I think issue is new one funding-accesscontrol-sellprofit-mev or something like that
kosedogus
Missing Access Control and Front-Running Vulnerability in "sellProfits" Function
Severity
High Risk
Relevant GitHub Links
https://github.com/Cyfrin/2023-07-beedle/blob/658e046bda8b010a5b82d2d85e824f3823602d27/src/Fees.sol#L26-L44
Summary
This audit report provides an assessment of the "sellProfits" function in the smart contract under review. It has been identified that the function lacks proper access control, making it publicly accessible. Additionally, the function contains a vulnerability where the "amountOutMinimum" parameter is hardcoded to 0. This can lead to front-running attacks, potentially causing financial losses and compromising the intended behavior of the contract.
Vulnerability Details
The "sellProfits" function allows anyone to call it, as there is no access control mechanism in place. This lack of access control means that any external address can execute the function, potentially leading to unauthorized token swaps.

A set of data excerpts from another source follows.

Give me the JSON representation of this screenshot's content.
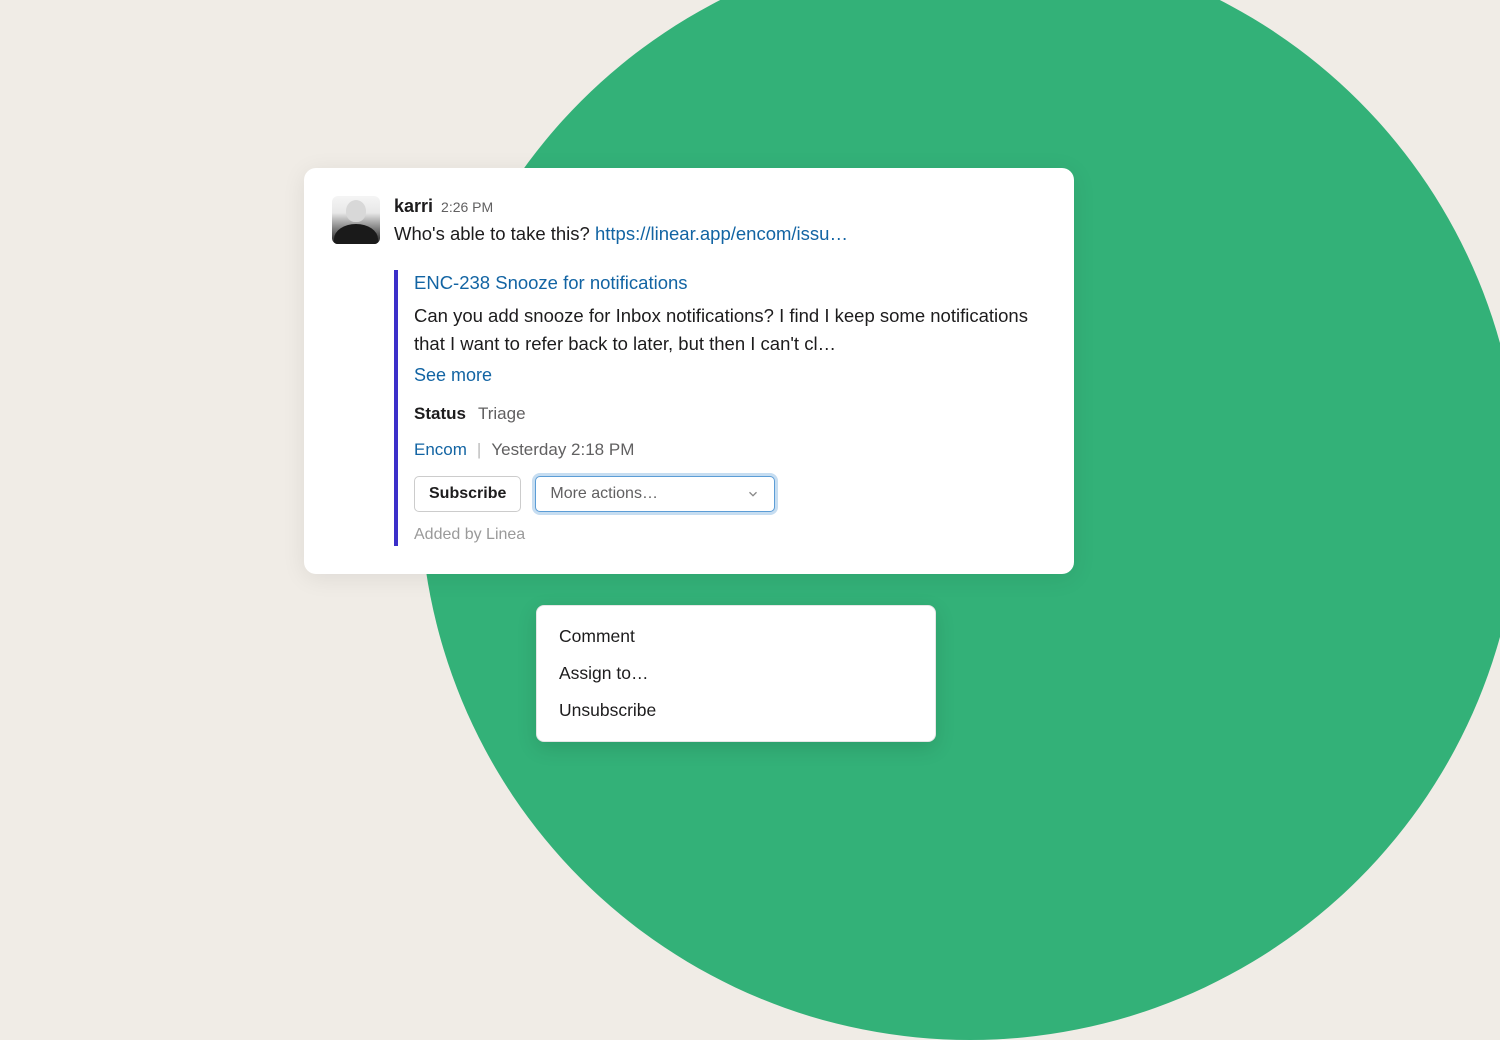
{
  "message": {
    "author": "karri",
    "time": "2:26 PM",
    "text": "Who's able to take this? ",
    "link": "https://linear.app/encom/issu…"
  },
  "attachment": {
    "title": "ENC-238 Snooze for notifications",
    "description": "Can you add snooze for Inbox notifications? I find I keep some notifications that I want to refer back to later, but then I can't cl…",
    "see_more": "See more",
    "status_label": "Status",
    "status_value": "Triage",
    "source_name": "Encom",
    "source_time": "Yesterday 2:18 PM",
    "subscribe_label": "Subscribe",
    "more_actions_label": "More actions…",
    "added_by": "Added by Linea"
  },
  "dropdown": {
    "items": [
      "Comment",
      "Assign to…",
      "Unsubscribe"
    ]
  }
}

Additionally, the function employs the "swapRouter.exactInputSingle" method with the "amountOutMinimum" parameter hardcoded to 0. By setting "amountOutMinimum" to 0, the contract becomes vulnerable to front-running attacks, where malicious actors can monitor transactions, identify profitable swaps, and execute their own transactions before the original transaction is confirmed. This can result in the contract receiving less valuable tokens than expected, leading to potential financial losses. With flashswap thsi can be return zero tokens as result of exchange
Impact
The absence of proper access control in the "sellProfits" function allows any external address to call it, potentially leading to unauthorized token swaps and misuse of the contract's functionality.
Furthermore, the hardcoded "amountOutMinimum" set to 0 makes the contract susceptible to front-running attacks. This can result in financial losses and may undermine the intended operation of the contract.
Tools Used
VS Code
Recommendations
To address the identified vulnerabilities, the following recommendations are proposed:
1.Implement Access Control: Add appropriate access control mechanisms to restrict the execution of the "sellProfits" function to authorized addresses only. This can be achieved through the use of modifiers or other access control patterns, such as OpenZeppelin's "Ownable" or "AccessControl" contract.
2.Dynamic Calculation of "amountOutMinimum": Instead of hardcoding the "amountOutMinimum" to 0, calculate an accurate value based on the expected slippage and market conditions. This will help ensure that token swaps are executed within acceptable parameters and prevent front-running attacks.